As a reenactor, I have sewn many items, but, I have not done a complete shirt by hand but have finished all shirts, bed gowns, chemises,petticoats, wrap skirts by hand...(hems, edging, sleeve cuffs)

I have many friends,(mostly men!), who have sewn entire hunting shirts/frocks and works shirts completely by hand! (even finishing the fringe off with a 'mouse tooth' stitch!) My husband has sewn leather
breeches entirely by hand also..I think they have more patience than me....

Sarah said...

Before I had a treadle sewing machine I used to do all my sewing by hand [and I now have an electric one as well which seems an almost sinful luxury] and that sounds about right in time. And a lot of that would be swearing over setting on the collar! 10 stitches to the inch?
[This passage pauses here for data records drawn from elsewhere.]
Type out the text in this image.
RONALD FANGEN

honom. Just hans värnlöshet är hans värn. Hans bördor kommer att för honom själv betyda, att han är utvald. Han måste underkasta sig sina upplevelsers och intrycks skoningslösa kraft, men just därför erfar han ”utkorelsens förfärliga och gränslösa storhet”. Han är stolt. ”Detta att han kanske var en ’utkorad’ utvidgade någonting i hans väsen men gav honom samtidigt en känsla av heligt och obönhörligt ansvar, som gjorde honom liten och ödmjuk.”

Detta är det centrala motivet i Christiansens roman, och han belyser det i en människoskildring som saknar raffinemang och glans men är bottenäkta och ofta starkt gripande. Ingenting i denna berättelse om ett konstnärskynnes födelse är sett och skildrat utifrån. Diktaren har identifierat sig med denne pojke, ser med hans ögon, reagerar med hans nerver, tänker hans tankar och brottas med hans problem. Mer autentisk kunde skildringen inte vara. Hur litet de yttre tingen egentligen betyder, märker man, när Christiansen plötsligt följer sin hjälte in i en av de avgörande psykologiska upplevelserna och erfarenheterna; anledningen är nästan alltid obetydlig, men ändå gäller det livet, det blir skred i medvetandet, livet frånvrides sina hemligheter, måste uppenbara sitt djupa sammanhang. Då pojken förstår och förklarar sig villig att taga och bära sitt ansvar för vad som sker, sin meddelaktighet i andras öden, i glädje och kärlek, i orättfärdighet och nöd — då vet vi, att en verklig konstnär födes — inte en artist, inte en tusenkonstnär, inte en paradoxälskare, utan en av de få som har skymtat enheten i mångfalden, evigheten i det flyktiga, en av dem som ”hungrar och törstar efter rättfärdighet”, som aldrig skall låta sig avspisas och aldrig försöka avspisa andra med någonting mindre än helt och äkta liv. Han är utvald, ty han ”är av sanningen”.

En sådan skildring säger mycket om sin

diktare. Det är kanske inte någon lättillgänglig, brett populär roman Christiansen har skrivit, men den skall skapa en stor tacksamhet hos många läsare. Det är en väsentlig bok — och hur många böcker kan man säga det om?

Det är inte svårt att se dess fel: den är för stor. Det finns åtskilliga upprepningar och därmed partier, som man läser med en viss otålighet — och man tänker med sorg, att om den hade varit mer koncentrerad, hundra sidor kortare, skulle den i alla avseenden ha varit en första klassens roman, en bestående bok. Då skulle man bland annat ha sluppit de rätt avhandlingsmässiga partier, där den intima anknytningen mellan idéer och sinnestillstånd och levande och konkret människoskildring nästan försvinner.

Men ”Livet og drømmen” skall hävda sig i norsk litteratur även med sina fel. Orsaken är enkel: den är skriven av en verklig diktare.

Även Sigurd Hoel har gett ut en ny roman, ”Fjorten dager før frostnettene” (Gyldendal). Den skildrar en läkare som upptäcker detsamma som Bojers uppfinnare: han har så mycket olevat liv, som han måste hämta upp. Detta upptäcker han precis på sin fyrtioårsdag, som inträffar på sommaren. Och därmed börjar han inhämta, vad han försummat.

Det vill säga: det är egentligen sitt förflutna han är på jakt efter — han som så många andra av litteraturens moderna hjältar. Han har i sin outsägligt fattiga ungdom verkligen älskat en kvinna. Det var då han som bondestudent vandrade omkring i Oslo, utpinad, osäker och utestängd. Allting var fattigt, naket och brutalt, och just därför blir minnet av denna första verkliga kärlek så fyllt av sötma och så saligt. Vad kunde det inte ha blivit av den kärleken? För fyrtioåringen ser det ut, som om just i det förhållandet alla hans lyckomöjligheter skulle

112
That's a little coarse for a fine linen lawn, I used to pride myself, when I had better eyesight, on twelve to the inch on fine fabrics, though a sewing machine rarely manages better than 10 to the inch. I'd never do a hem of anything except night attire by machine; top stitching is so ugly when it's almost as quick and much nicer looking to hem. Unless you shell edge in lieu of lace which is a &$@$!!!! to do. I did my last mob cap with shell edging and that's quite enough for the next year or so. No, I'm not in re-enactment, I just find night caps supremely practical garb for flyaway hair. It's fascinating to read about what people have recreated using original techniques. I'd use backstitch for the seams and then French seam them to enclose the raw edges, but I suppose you could forward-and-backstitch them tailor-fashion if you were making a hard-wearing shirt for a labouring man, which made of Holland would be heavier fabric and would probably even bear eight to the inch if the sewing was that much stronger with the essentially double stitching of forward and backstitch. Not sure if I can still do it, I've never had much cause to use it, but it's mentioned in the tailor's manuals. Incidentally, I've seen extant farmers' smocks, most of which were french-seamed, unless the selvedge was the seam, when it was left, and a [very] few held at the edges with herringbone.

Caroline Clemmons said...

This is very helpful information for authors of historicals. I can't imagine the time and stitches required to construct a ball gown. Thanks for sharing.

QNPoohBear said...

I work at a former textile museum and we're told to tell visitors that before the mill and water-powered spinning machines, it took a year or more start to finish to make a linen garment at home by hand. I have no idea if this estimate is true but I can see a team of dedicated people taking a day to make a whole shirt not counting making the thread.

Sarah said...

if that covered the weaving as well, yes, QNPoohBear, but I handstitched all my son's Viking gear, and embroidered the tunic and it took me 2 weeks

Maggie Craig said...

Fascinating post. Absolutely agree with you about this erroneous idea that people in the past didn't wash very often or do their laundry frequently. If that were true, we wouldn't see all those scenes with a laundress in them or the washing flapping in the breeze, would we? My current 18th century hero is very fastidious about his clothes. It's more comfortable to be clean. There's a reference somewhere to a man going off with the Jacobite army taking 16 shirts with him.

Two Threads Back said...

I love this and wrote about it, too! On my one attempt at a fine shirt, I found the number of stitches depended on which part I was sewing. I managed about 30/in. only on the backstitched parts, the rest weren't nearly as fine. I nearly went blind, though - maybe you can see why here,
Never again! :)

Colleen said...

There don't seem to have been french seams in the. 18th C. But flat seams are common. I just learned they were slightly different from what we call flat felled, but, instead you turn each raw edge onto the RS one to the WS (since we don't have good selvedges to use for one of them) and overlap them to encase the raw edges, and then whip/hem each fold down, separately.